Dr. Andrew Mosholder, also a medical officer in the Office of Drug Safety, said he reviewed the chemical structures of stimulants, and he noted that these structures were similar to drugs like ephedrine that had proven heart risks.
Dr. David Graham, another medical officer in the drug safety office, described the agency’s preliminary analysis of millions of medical records that suggested an increased risk of strokes and arrhythmias.
“The number of arrhythmia hospitalizations really struck us as surprising,” Dr. Graham said. “Arrhythmia is believed to be the pathway for sudden unexplained death.”
In an interview after his presentation, Dr. Graham said, “There’s smoke. Does that represent a fire? We want to answer that question.”
After hearing the presentations, most committee members decided they should do more than simply make suggestions for further research.

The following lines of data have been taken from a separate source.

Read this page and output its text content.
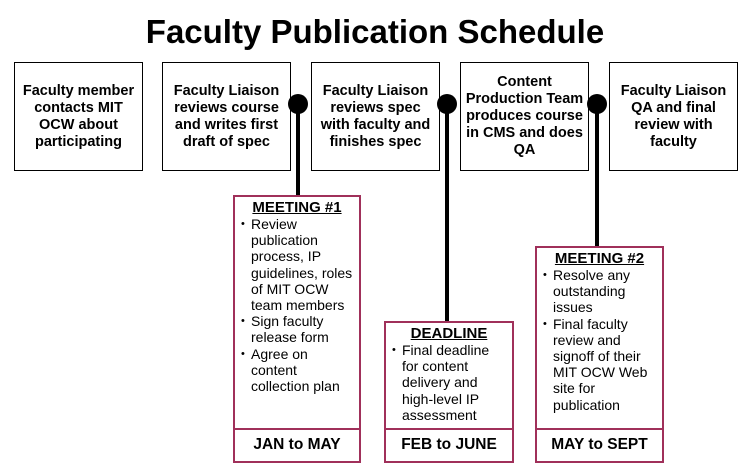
Faculty Publication Schedule
Faculty member contacts MIT OCW about participating
Faculty Liaison reviews course and writes first draft of spec
Faculty Liaison reviews spec with faculty and finishes spec
Content Production Team produces course in CMS and does QA
Faculty Liaison QA and final review with faculty
MEETING #1
• Review publication process, IP guidelines, roles of MIT OCW team members
• Sign faculty release form
• Agree on content collection plan
JAN to MAY
DEADLINE
• Final deadline for content delivery and high-level IP assessment
FEB to JUNE
MEETING #2
• Resolve any outstanding issues
• Final faculty review and signoff of their MIT OCW Web site for publication
MAY to SEPT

“I want to cause people’s hands to tremble a little bit before they write that prescription,” Dr. Nissen said.
Psychiatrists and psychologists who treat and study attention deficit disorder and hyperactivity were deeply divided over the decision.
“I’m not saying a warning would be baseless, but if we’re not careful we’re going to engage in a Chicken Little scenario in which we sensationalize what is a very, very low-probability event,” said Dr. Russell Barkley, a research professor of psychiatry at the State University of New York Upstate Medical University in Syracuse.
Others said that a black-box warning could prompt families to explore behavioral treatments as an alternative to drugs, which “would be a very good outcome for kids with A.D.H.D. and their families,” said William Pelham, director of the Center for Children and Families at the State University of New York at Buffalo.
All agreed that parents of children on stimulants who have pre-existing heart conditions should consult their doctors.
Benedict Carey contributed reporting from New York for this article.